Juin : une canicule plus intense que celle de 2003
Quelques semaines plus tard, changement d’échelle. Du 17 au 30 juin, la France traverse sa première véritable vague de chaleur nationale de l’année. Elle dure quatorze jours et atteint, selon Météo-France, une intensité supérieure à celle de la canicule d’août 2003. Les 24 et 25 juin, la température moyenne sur vingt-quatre heures atteint 30 °C à l’échelle nationale, du jamais-vu. Jusqu’à 72 départements sont simultanément placés en vigilance rouge et les 40 °C sont dépassés sur plus de 40 % du territoire.
Le bilan sanitaire est particulièrement lourd. Entre le 17 juin et le 2 juillet, Santé publique France estime 5 764 décès en excès, toutes causes confondues, soit 36,2 % de plus qu’attendu. C’est le plus important excès de mortalité observé pendant une canicule en France depuis 2003.
Juillet : à peine le temps de souffler
Le thermomètre repart presque immédiatement à la hausse. Du 4 au 19 juillet, une deuxième vague de chaleur nationale s’installe pendant seize jours, ce qui la place parmi les plus longues enregistrées en France. Le 12 juillet, 37 départements sont en vigilance rouge et 46 en orange.
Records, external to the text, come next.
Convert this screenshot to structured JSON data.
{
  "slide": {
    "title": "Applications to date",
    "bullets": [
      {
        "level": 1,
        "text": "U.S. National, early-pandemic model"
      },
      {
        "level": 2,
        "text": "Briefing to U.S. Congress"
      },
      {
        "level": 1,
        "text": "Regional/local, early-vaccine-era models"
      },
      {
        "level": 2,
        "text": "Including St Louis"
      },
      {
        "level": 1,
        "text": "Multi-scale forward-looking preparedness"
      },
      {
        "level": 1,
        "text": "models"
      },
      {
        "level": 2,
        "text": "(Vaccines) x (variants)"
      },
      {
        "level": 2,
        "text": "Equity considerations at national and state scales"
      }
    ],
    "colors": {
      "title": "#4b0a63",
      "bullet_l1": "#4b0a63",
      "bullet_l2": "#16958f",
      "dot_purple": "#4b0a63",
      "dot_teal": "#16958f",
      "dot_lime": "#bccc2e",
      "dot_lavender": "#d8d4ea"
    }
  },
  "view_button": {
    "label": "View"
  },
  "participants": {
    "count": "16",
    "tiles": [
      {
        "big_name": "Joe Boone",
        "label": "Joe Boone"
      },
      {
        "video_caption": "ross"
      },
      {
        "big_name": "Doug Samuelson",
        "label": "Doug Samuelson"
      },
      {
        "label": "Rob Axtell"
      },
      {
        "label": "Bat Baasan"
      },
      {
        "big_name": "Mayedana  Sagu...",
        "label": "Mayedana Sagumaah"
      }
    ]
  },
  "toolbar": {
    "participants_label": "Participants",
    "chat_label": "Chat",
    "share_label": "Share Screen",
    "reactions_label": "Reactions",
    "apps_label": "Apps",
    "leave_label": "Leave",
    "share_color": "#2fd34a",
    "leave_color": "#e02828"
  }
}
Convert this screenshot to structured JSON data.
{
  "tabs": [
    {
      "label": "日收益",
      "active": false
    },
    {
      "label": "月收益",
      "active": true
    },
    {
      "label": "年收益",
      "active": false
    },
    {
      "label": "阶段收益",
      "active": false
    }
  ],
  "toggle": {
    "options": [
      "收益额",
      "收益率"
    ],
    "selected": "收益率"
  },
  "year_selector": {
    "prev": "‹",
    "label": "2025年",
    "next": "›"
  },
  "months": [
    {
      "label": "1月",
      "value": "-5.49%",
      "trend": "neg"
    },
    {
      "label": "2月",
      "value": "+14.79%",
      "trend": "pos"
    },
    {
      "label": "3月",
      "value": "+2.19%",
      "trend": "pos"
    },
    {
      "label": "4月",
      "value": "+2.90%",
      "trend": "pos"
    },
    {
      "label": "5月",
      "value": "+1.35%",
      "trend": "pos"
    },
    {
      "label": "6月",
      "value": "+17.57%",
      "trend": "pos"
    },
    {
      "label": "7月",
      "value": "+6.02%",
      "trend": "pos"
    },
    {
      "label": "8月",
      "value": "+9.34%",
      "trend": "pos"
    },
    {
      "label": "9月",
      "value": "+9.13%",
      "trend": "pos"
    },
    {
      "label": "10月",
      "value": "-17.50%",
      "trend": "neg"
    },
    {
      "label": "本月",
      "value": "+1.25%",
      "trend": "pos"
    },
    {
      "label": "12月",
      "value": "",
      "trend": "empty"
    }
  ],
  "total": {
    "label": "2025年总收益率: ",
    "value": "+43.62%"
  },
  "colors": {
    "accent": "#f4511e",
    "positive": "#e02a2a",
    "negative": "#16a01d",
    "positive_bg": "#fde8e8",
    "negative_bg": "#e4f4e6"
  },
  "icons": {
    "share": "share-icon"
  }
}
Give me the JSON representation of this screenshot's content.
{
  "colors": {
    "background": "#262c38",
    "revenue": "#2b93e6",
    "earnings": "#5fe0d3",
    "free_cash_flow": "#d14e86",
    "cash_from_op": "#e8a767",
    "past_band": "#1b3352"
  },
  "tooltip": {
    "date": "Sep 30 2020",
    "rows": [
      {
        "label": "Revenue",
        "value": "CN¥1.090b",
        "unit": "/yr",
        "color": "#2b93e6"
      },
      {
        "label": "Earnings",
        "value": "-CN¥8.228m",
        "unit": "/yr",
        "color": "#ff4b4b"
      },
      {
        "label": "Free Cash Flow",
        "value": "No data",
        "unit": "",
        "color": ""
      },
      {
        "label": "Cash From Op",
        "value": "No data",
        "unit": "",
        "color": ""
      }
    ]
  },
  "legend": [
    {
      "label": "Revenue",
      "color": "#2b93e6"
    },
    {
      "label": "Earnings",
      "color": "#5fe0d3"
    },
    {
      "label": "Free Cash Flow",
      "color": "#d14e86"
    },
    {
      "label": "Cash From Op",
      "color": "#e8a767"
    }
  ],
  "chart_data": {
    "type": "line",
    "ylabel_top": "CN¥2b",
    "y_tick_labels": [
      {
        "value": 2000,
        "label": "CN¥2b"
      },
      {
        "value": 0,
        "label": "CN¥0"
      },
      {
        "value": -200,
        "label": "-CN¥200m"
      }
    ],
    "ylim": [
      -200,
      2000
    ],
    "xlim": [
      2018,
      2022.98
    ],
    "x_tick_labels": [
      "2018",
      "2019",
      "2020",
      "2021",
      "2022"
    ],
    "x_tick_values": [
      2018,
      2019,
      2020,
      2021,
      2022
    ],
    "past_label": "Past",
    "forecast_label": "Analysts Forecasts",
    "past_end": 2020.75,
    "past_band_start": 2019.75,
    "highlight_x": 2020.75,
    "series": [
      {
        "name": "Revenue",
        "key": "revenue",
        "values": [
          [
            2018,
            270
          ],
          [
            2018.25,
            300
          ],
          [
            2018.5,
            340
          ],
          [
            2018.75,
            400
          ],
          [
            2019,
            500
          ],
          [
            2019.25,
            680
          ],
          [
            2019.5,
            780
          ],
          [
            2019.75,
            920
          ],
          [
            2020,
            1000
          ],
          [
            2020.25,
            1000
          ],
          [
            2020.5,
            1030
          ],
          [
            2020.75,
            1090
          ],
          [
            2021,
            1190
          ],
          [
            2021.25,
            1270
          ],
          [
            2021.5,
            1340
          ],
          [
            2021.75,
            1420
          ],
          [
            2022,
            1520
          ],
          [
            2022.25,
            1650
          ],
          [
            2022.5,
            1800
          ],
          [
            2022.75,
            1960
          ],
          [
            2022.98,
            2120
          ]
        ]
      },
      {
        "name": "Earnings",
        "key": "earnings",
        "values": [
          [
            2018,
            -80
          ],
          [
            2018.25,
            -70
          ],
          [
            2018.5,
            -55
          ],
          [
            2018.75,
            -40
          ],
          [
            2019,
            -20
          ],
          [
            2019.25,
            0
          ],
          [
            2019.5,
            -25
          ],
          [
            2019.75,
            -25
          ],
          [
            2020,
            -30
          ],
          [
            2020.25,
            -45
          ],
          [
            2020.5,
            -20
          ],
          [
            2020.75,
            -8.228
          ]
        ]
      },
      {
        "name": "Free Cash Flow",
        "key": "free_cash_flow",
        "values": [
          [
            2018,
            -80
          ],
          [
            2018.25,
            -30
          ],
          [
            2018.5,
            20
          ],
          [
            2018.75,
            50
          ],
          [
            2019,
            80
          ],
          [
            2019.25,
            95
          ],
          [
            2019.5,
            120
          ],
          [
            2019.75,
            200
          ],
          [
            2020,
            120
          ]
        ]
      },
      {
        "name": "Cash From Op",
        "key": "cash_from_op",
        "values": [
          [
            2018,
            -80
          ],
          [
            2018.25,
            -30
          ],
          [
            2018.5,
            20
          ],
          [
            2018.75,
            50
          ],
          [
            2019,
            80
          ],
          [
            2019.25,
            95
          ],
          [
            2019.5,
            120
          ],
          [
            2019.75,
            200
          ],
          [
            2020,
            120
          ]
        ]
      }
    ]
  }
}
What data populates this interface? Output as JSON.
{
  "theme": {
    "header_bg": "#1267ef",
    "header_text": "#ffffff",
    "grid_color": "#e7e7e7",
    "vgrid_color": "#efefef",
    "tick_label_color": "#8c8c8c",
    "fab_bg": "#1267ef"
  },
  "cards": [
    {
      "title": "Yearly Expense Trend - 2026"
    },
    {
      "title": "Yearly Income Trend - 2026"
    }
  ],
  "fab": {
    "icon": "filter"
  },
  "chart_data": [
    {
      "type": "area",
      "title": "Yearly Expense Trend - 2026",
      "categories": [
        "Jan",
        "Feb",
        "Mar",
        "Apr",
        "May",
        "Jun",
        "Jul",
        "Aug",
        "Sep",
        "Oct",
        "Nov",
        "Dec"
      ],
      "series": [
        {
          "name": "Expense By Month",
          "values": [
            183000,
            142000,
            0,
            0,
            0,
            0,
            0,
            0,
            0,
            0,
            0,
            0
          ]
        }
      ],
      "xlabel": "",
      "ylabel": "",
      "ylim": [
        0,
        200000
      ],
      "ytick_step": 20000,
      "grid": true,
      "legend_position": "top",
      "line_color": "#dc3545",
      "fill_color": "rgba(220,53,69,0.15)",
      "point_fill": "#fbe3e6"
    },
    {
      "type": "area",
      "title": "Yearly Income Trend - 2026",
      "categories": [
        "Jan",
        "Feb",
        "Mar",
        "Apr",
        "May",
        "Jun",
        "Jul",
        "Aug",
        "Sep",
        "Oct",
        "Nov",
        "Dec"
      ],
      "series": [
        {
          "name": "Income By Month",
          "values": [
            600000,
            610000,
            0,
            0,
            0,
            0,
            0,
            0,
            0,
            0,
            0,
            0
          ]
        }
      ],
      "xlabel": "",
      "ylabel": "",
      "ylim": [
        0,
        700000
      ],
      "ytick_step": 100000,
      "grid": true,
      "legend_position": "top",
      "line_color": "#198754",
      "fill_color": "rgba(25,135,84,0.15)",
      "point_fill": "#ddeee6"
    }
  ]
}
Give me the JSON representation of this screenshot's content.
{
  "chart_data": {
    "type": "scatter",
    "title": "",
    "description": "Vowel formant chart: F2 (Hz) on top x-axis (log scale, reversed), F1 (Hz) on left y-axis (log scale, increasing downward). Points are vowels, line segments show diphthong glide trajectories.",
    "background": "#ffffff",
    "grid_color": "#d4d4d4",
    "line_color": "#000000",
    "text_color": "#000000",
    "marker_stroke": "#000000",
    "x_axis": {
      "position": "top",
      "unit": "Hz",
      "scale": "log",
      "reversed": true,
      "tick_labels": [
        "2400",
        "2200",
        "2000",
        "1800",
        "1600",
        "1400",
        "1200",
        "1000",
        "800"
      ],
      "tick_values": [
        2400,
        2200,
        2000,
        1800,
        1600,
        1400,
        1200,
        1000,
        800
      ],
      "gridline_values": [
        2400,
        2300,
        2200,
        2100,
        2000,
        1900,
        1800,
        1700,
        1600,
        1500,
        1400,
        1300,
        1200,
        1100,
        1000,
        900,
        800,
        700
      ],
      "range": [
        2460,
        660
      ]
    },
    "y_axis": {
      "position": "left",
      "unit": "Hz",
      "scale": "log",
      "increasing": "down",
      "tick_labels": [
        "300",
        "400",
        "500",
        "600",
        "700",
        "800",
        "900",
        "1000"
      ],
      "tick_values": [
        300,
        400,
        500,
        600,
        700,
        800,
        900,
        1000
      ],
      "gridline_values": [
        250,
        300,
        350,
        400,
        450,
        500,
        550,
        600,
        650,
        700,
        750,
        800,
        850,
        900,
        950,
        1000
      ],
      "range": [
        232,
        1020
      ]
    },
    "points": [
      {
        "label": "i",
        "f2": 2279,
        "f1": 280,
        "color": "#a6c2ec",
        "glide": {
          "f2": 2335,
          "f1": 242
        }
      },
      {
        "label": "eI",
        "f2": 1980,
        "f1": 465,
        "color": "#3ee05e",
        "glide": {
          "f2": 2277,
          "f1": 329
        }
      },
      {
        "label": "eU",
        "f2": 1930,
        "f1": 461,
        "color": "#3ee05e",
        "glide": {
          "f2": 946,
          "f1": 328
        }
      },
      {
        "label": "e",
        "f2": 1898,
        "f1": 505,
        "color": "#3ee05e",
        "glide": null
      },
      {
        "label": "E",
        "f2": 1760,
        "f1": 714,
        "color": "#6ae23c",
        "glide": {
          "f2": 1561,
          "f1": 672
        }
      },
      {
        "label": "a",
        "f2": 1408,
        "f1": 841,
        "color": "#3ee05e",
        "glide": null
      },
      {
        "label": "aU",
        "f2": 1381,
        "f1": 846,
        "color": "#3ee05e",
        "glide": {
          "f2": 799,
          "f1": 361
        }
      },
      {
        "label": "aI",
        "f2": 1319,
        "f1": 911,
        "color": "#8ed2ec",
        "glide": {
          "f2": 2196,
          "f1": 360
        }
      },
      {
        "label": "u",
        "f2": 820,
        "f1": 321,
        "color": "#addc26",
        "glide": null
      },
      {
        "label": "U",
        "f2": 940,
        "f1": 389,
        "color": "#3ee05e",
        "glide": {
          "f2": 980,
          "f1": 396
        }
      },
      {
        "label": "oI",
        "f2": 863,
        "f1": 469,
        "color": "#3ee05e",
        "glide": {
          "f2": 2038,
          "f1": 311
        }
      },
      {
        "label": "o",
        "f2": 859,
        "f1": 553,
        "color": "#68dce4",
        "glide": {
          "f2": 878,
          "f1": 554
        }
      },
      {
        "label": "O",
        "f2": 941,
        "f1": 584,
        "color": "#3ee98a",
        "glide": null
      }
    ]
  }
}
Les nuits deviennent elles aussi étouffantes : dans les Pyrénées-Orientales, 30,6 °C de température minimale sont enregistrés à Vivès dans la nuit du 8 au 9 juillet, un record national.
Santé publique France retient une période sanitaire allant du 3 au 22 juillet, durant laquelle 78 départements ont été concernés par une canicule. L’agence estime 1 243 décès supplémentaires, soit une surmortalité de 9,2 %. Les personnes âgées de 75 ans ou plus représentent près des trois quarts de cet excès de mortalité.
Fin juillet et août : une troisième vague qui n’a pas fini de livrer son bilan
Et ce n’est toujours pas terminé. Une troisième vague de chaleur nationale débute le 28 juillet et se prolonge en août. Le 29 juillet, le thermomètre atteint notamment 42,7 °C à Bélis, dans les Landes, et 40,7 °C à Bordeaux.
Les fortes chaleurs persistent ensuite, particulièrement dans le Sud-Est, avec de nouvelles températures extrêmes début août puis une nouvelle intensification à la mi-août. Météo-France considère que cette troisième vague commencée fin juillet ne s’est pas interrompue à l’échelle nationale.
Son bilan sanitaire complet n’est pas encore disponible. Les quelque 7 300 décès en excès actuellement recensés correspondent donc essentiellement aux épisodes déjà analysés de mai, juin et juillet. Ils ne constituent pas le bilan définitif de l’été 2026. Et prudence, il s’agit de décès toutes causes confondues observés en excès par rapport au nombre statistiquement attendu pendant les périodes caniculaires, et non de 7 300 personnes dont le décès aurait été directement attribué à la chaleur.
À SAVOIR
En pleine canicule, n’attendez pas d’avoir soif pour boire. Avec l’âge, la sensation de soif devient moins marquée et peut apparaître tardivement, alors que l’organisme manque déjà d’eau. Chez une personne âgée, fatigue inhabituelle, somnolence, perte d’appétit ou urines moins abondantes peuvent aussi signaler une déshydratation.